Monday, September 3, 2007
Mainstream Media Manipulation of Meaning
It happens every day, but Labor Day is a clear example. The corporate media and their hired employees make decisions about what issues are worthy of coverage and how they should be slanted. Some important issues and viewpoints are merely ignored and, therefore, remain invisible to most of the reading public that rely on television or newspapers for their knowledge of events in the world, the nation, and in our community. Local television is beneath contempt in its coverage of issues affecting working families, so let's look at the newspapers. Well, some of them, because, of course, there are no Labor Day editorials or news items in today's Benton County Daily Record.
Today's editorial in The Morning News is "Labor Day is losing its meaning." Whose fault is that? It might be the Stephens-owned Morning News, which borrowed the canned editorial from Scripps-Howard instead of bothering to write one of their own that brought home the meaning to local workers. For that view, you would have to read Lowell Grisham's guest column today in the Northwest Arkansas Times. Neither of these are available online as I write this.
Today's editorial in the Arkansas Democrat-Gazette also makes my point. It tells us that while "Labor Day used to be a big deal," today it "has just become another day off." It then goes on to bash the organizations representing Arkansas teachers, asserts that "unions deserve the bad press they get from time to time," and quips that "reporters who have to work today (dang !) will doubtless be assigned to the nearest Local 888 for a feature story, and a chance to Explain The Meaning of the holiday." The reason that Labor Day has no real meaning anymore, the editor says, is because union workers should be thankful for what they have and say, “Whoa! A worker’s paradise! We’ve won!”
I doubt that even most working reporters would believe that, and I'm certain that the newspaper's workers who are exempt from coverage by the state minimum wage would not agree. Adam Wallworth's article in today's Northwest Arkansas Times also puts the lie to the Democrat-Gazette's editorial that came in the same appropriately-yellow plastic sack. Wallworth actually talks with the Northwest Arkansas Center for Worker Justice, an interfaith alliance, and notes the prevalence of wage theft--contractors who refuse to pay their workers--and instances of employers willfully failing to provide workers compensation coverage to workers injured on the job in Northwest Arkansas. That's some "workers' paradise."

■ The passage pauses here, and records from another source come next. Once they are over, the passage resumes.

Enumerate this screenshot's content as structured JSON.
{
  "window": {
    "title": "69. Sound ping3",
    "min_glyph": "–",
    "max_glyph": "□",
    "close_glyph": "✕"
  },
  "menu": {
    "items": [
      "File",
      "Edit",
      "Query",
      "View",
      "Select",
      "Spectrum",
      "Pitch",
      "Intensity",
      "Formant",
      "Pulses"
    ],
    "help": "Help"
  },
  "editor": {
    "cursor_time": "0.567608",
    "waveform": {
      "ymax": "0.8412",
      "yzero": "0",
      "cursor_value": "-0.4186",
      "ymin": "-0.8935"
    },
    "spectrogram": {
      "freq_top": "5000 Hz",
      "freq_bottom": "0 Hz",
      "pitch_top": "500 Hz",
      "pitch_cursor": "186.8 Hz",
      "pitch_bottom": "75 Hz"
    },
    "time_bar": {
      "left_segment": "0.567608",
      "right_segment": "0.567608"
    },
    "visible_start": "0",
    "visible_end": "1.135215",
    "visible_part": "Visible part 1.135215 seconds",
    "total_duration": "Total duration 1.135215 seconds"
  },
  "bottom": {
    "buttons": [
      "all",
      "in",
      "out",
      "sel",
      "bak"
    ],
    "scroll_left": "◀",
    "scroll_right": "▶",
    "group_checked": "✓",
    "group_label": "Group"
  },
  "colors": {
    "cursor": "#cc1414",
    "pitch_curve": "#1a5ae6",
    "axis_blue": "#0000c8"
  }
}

Alternative views can be found on some local blogs. One local union blog is mostly platitudes with no realistic call to action, but at least it makes an effort to explain the meaning of Labor Day for workers. Better is Richard Drake's Street Jazz blog where he suggests that local media call it Associates Day, because "doing stories about working class issues might be a little awkward in a part of the country where news anchors genuflect as Wal-Mart press releases are treated like manna from Heaven. So instead we’ll have what we always have - hard-hitting stories about how folks amuse themselves on the Labor Day weekend." The same Arkansas Democrat-Gazette that touts a workers' paradise lets reporter Brandon Tubbs make this point in its news coverage.